Right now, I think the best answer anyone can give to the question of where the universe came from is “I don’t know.” Science has traced the history of the universe back about 13.8 billion years, and has revealed many things about it undreamt of by any religious creation myth, but ultimate questions about the exact origin of the universe are still an open subject of investigation. Cosmologists are not even sure it is coherent to ask where the universe came from, since modern physics understands space and time themselves to be inseparable parts of the universe: does it make any sense to ask “where” the universe “came from” if there is no such thing as “outside of” the universe or “before” its origin? Progress in the scientific understanding of the origin of the universe depends on the resolution of deep and complex issues in fundamental physics, to which only a handful of people in the world are qualified to make an informed contribution.
The wisest policy for those of us who do not have that kind of expertise, believer and nonbeliever alike, is to wait for science to come closer to settling the issue. In the meantime, we can note that the trend in every branch of science has been to discover that more and more can be explained adequately without reference to the activity of magical or supernatural beings, and that there is no reason to expect this trend to reverse itself in the future. But as far as the details of the origin of the universe go, we must simply wait. Although this may not be enough for those who hate uncertainty enough to prefer a leap of blind faith, there is in fact nothing wrong with acknowledging the limits of our current understanding, and waiting, with patience and humility, for science to complete its work.

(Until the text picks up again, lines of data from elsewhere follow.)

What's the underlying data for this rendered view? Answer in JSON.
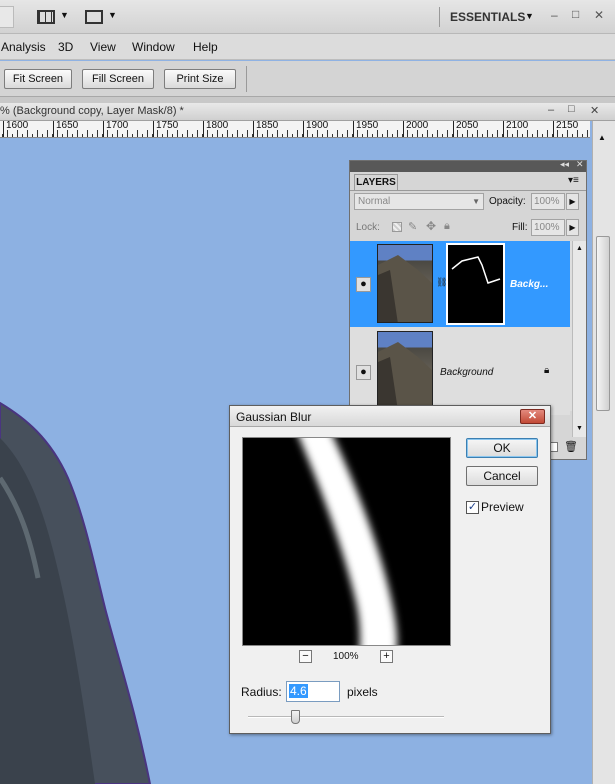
{
  "titlebar": {
    "workspace": "ESSENTIALS",
    "minimize": "–",
    "maximize": "□",
    "close": "✕"
  },
  "menu": [
    "Analysis",
    "3D",
    "View",
    "Window",
    "Help"
  ],
  "options": {
    "fit_screen": "Fit Screen",
    "fill_screen": "Fill Screen",
    "print_size": "Print Size"
  },
  "document": {
    "tab_title": "% (Background copy, Layer Mask/8) *"
  },
  "ruler": {
    "ticks": [
      "1600",
      "1650",
      "1700",
      "1750",
      "1800",
      "1850",
      "1900",
      "1950",
      "2000",
      "2050",
      "2100",
      "2150"
    ]
  },
  "layers": {
    "tab": "LAYERS",
    "blend_mode": "Normal",
    "opacity_label": "Opacity:",
    "opacity_value": "100%",
    "lock_label": "Lock:",
    "fill_label": "Fill:",
    "fill_value": "100%",
    "items": [
      {
        "name": "Backg...",
        "selected": true,
        "has_mask": true
      },
      {
        "name": "Background",
        "selected": false,
        "locked": true
      }
    ]
  },
  "gaussian_blur": {
    "title": "Gaussian Blur",
    "ok": "OK",
    "cancel": "Cancel",
    "preview_label": "Preview",
    "preview_checked": true,
    "zoom": "100%",
    "zoom_out": "−",
    "zoom_in": "+",
    "radius_label": "Radius:",
    "radius_value": "4.6",
    "radius_unit": "pixels",
    "slider_fraction": 0.24
  },
  "colors": {
    "canvas_sky": "#8db1e2",
    "selected_layer": "#3399ff",
    "accent_close": "#c24a36"
  }
}
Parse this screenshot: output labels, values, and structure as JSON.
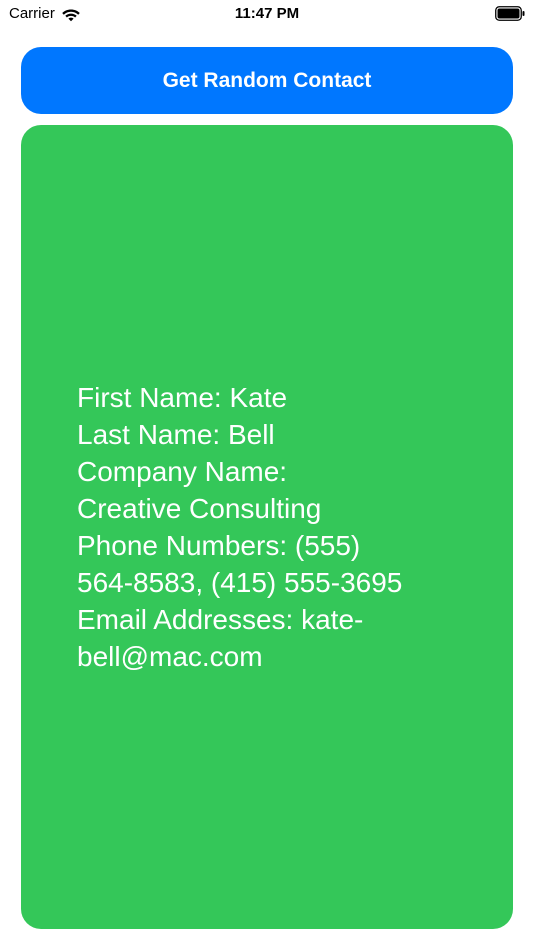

Science aside, is there any philosophical reason to suspect that a god must have played a role in the origin of the universe? Surely not. Apologists will argue that the universe must have been caused by something itself uncaused, or by something timeless, or by something which exists necessarily. Perhaps any one of these must be so, perhaps not. Most modern philosophers think not, but perhaps they are mistaken. But even if there had to have been an uncaused cause, a timeless cause, or a necessary cause, why should anyone suppose any such cause to have been intelligent? Why should anyone suppose the cause of the universe to have just happened to have all of the characteristics of a god, instead of merely those bare characteristics that allow it to cause a universe and itself to exist uncaused? When we push so far into the realm of speculation, atheists can match the extravagant theistic speculations about gods and creators with far simpler speculations of their own about far simpler causes.
To summarize, we just do not yet know where the universe came from, or, for that matter, whether it even makes sense to ask that question. But were it to turn out that the universe must indeed have come from something, there still would be no reason to believe that it must have come from a god. In fact, something as horrendously complex and unlikely as a god is the last explanation anyone should reach for.